INTERPRETING THE EFFECT OF QUANTIZATION ON LLMS

Abstract

Recent advancements in large language models (LLMs) have led to unprecedented model sizes, creating challenges in deployment for resource-constrained environments. Quantization offers a promising solution to this challenge by reducing weight precision, thereby decreasing memory footprint and computational requirements while potentially maintaining model performance. However, it is crucial to understand how quantization affects their internal representations and overall behavior for the reliable deployment of quantized LLMs.

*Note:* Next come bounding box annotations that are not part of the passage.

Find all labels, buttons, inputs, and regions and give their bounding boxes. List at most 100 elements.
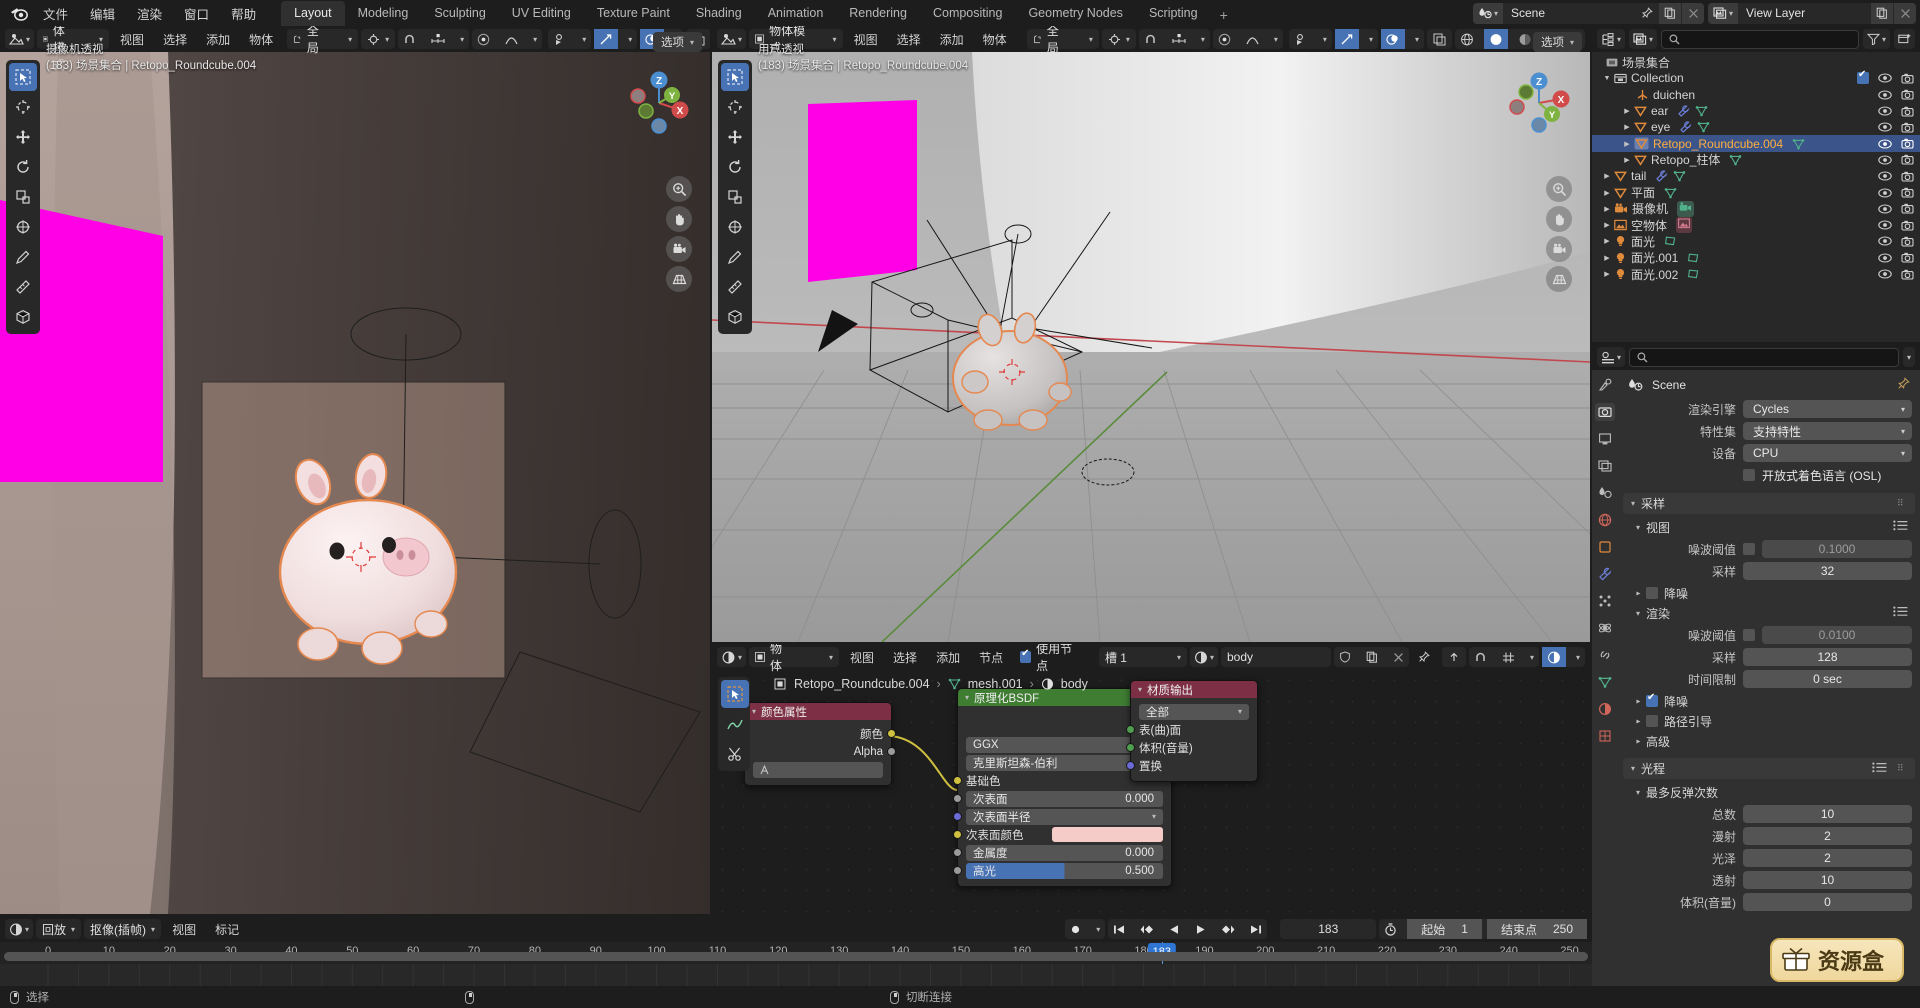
snap-magnet-icon-right[interactable] (1139, 29, 1162, 49)
viewport-denoise-checkbox[interactable] (1646, 587, 1659, 599)
tab-modeling[interactable]: Modeling (345, 1, 422, 26)
render-noise-threshold-checkbox[interactable] (1743, 629, 1755, 641)
snap-dropdown-right[interactable]: ▾ (1196, 29, 1210, 49)
viewport-gizmo-toggles-left[interactable]: ▾ (548, 29, 592, 49)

In this research, using various interpretation techniques, we explore the effects of quantization on model and neurons behavior. We investigate Phi-2 and Llama-2-7b models, employing 4-bit and 8-bit quantization, using the BoolQ and Jigsaw Toxicity datasets.

Our findings reveal several important insights. First, 4-bit quantized models exhibit slightly better calibration than 8-bit and 16-bit models. Second, our analysis of neuron activations indicates that the number of dead neurons, i.e., those with activation values close to 0 across the dataset, remains consistent regardless of quantization. Regarding salient neurons, we observe that full-precision models have fewer contributing neurons overall. The effect of quantization on neuron redundancy varies across models. In Llama-2-7b, we observed minimal variation in neuron redundancy across quantization levels. In contrast, Phi-2 exhibited higher redundancy in its full-precision than its quantized counterparts. Finally, our investigation into human-level interpretation demonstrates that the learning pattern of salient neurons remains consistent under various quantization conditions.

These findings suggest that quantization is a viable approach for the efficient and reliable deployment of LLMs in resource-constrained environments.